Well, it seems like we’re all very much stuck on this conception of narrative which I know I certainly am having difficulty getting my head around (even after writing this post on narrative here). A lot of the questions in today’s symposium were surrounding narrative and how we should think about it. What I gathered from the discussion is that the idea of what constitutes a narrative is still evolving. We shouldn’t be reductive and say ‘only x and y’ are narratives because it can make us miss a lot of things. However, Adrian seemed to disagree with this and reiterate that everything other than cause-and-effect is a series of random events. He stated that narrative infers – the events are not accidental and it is all related. He said to think that we can ‘narrate’ our own lives is an anthropomorphic vision that occurs when we see ourselves as storytelling machines. We can narrate afterwards, but otherwise it’s just cause-and-effect.

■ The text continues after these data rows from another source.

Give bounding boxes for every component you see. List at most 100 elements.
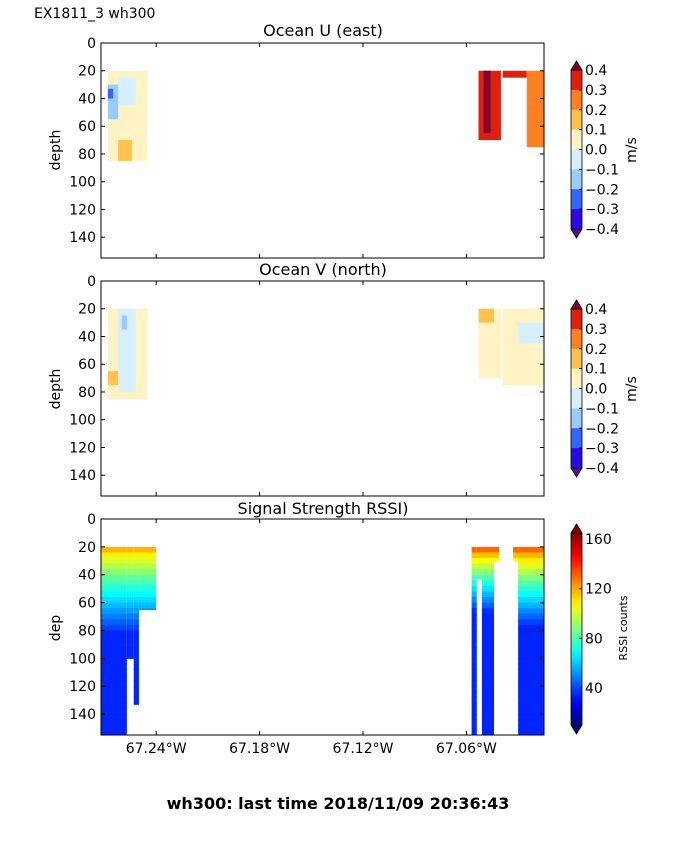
colorbar-segment: [571, 408, 582, 429]
rssi-cell: [126, 652, 134, 659]
rssi-cell: [476, 558, 482, 565]
y-tick-label: 0: [87, 512, 96, 528]
rssi-cell: [518, 708, 544, 715]
rssi-cell: [476, 569, 482, 576]
rssi-cell: [133, 591, 139, 598]
rssi-cell: [471, 669, 477, 676]
heatmap-patch: [107, 88, 114, 99]
rssi-cell: [126, 591, 134, 598]
colorbar-tick-label: 0.3: [585, 83, 607, 99]
rssi-cell: [101, 546, 127, 553]
rssi-cell: [471, 719, 477, 726]
colorbar-tick-label: 0.4: [585, 63, 607, 79]
rssi-cell: [133, 680, 139, 687]
rssi-cell: [126, 624, 134, 631]
y-tick-label: 100: [69, 175, 96, 191]
rssi-cell: [138, 546, 157, 553]
y-tick-label: 0: [87, 274, 96, 290]
colorbar-tick-label: 0.1: [585, 362, 607, 378]
heatmap-patch: [478, 308, 501, 379]
rssi-cell: [126, 597, 134, 604]
rssi-cell: [101, 675, 127, 682]
figure-suptitle: EX1811_3 wh300: [34, 6, 155, 22]
y-axis: 0 20 40 60 80 100 120 140: [69, 512, 544, 723]
colorbar-tick-label: −0.4: [585, 461, 619, 477]
y-tick-label: 120: [69, 679, 96, 695]
rssi-cell: [471, 652, 477, 659]
rssi-cell: [101, 552, 127, 559]
rssi-cell: [126, 641, 134, 648]
rssi-cell: [518, 636, 544, 643]
rssi-cell: [133, 636, 139, 643]
rssi-cell: [471, 636, 477, 643]
rssi-cell: [481, 636, 495, 643]
rssi-cell: [481, 714, 495, 721]
rssi-cell: [101, 597, 127, 604]
rssi-cell: [101, 563, 127, 570]
rssi-cell: [518, 719, 544, 726]
rssi-cell: [518, 580, 544, 587]
rssi-cell: [133, 558, 139, 565]
rssi-cell: [481, 585, 495, 592]
rssi-cell: [101, 624, 127, 631]
rssi-cell: [101, 652, 127, 659]
colorbar-extend-over: [570, 299, 583, 310]
y-tick-label: 80: [78, 385, 96, 401]
axes-frame: [100, 42, 545, 259]
rssi-cell: [101, 569, 127, 576]
y-tick-label: 20: [78, 540, 96, 556]
rssi-cell: [512, 558, 519, 562]
heatmap-patch: [121, 315, 127, 330]
rssi-cell: [481, 725, 495, 732]
colorbar-segment: [571, 109, 582, 131]
rssi-cell: [471, 730, 477, 735]
rssi-cell: [133, 608, 139, 615]
colorbar-tick-label: 0.1: [585, 123, 607, 139]
heatmap-patch: [107, 84, 119, 120]
rssi-cell: [494, 546, 500, 553]
rssi-cell: [518, 558, 544, 565]
rssi-cell: [126, 647, 134, 654]
y-tick-label: 0: [87, 36, 96, 52]
heatmap-patch: [107, 371, 119, 386]
colorbar-extend-under: [570, 467, 583, 478]
colorbar: 160 120 80 40: [570, 523, 612, 735]
rssi-cell: [126, 569, 134, 576]
rssi-cell: [518, 619, 544, 626]
rssi-cell: [481, 730, 495, 735]
axes-frame: [100, 280, 545, 497]
rssi-cell: [481, 686, 495, 693]
y-tick-label: 40: [78, 91, 96, 107]
rssi-cell: [133, 602, 139, 609]
plot-area: [100, 280, 545, 497]
rssi-cell: [138, 597, 157, 604]
rssi-cell: [518, 675, 544, 682]
colorbar-extend-over: [570, 60, 583, 71]
rssi-cell: [471, 597, 477, 604]
rssi-cell: [476, 574, 482, 580]
rssi-cell: [518, 730, 544, 735]
rssi-cell: [494, 552, 500, 559]
rssi-cell: [481, 647, 495, 654]
rssi-cell: [471, 686, 477, 693]
rssi-cell: [133, 585, 139, 592]
rssi-cell: [126, 602, 134, 609]
rssi-cell: [518, 602, 544, 609]
rssi-cell: [133, 647, 139, 654]
heatmap-patch: [118, 140, 133, 161]
rssi-cell: [471, 702, 477, 710]
rssi-cell: [471, 663, 477, 671]
rssi-cell: [126, 546, 134, 553]
rssi-cell: [133, 675, 139, 682]
rssi-cell: [481, 652, 495, 659]
colorbar-segment: [571, 149, 582, 170]
rssi-cell: [518, 574, 544, 581]
rssi-cell: [126, 563, 134, 570]
rssi-cell: [481, 558, 495, 565]
rssi-cell: [518, 608, 544, 615]
rssi-cell: [101, 680, 127, 687]
rssi-cell: [133, 569, 139, 576]
colorbar-tick-label: −0.1: [585, 401, 619, 417]
rssi-cell: [133, 546, 139, 553]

Next, we moved on to talk about interpretation and whether a filmmaker should try and control their audience’s interpretation of a work. Seth doesn’t like being told what to think and prefers the open structure. I agreed with what someone said about how it’s nice to be surprised, as opposed to constantly having your expectations met (this relates to the post I wrote on expectations here). Adrian pointed out that in language, everything only makes sense because of its relationship to everything else. When you look in a dictionary, a definition can only ever be described by other words. Things only meet something by virtue of the network of other things it finds itself in. So, therefore, as Ryan notes, “we can never be sure that sender and received have the same story in mind” because there is always a mismatch. Filmmakers cannot control interpretation: they have never been able to and they never will be able to. Adrian says that stories are a dance; meaning is a dance. I get the impression that Adrian likes to dance, in this sense.
We went on to talk more specifically about Korsakow and how it uses/rejects narrative. Adrian posed us the question – is Korsakow the right place to be telling a story? Ryan says her sixth criteria for identifying narrative is the notion of closure, but this isn’t necessarily possible in K-films because there’s not really an ending (unless you use an end SNU, which is somewhat counterproductive to the software). Adrian thinks that the viewer should find their own sense of closure/an end to a work by deciding if they want to leave it there, or leave and come back (which is why Korsakow has the interesting feature of the continue option when you open a K-film). K-films are not disposable, one-off works. They’re designed to be grazed at. For Adrian, closure is mechanical. It’s the last page. The last frame. The closing credits. He used the example of fan-fction as a way to show us that it’s not up to the author to decide where the end it. People will decide it for themselves. Story is not medium specific, but the telling of it is. And it’s the telling of a story that matters, not the story itself. It think that’s why I love the above photo so much.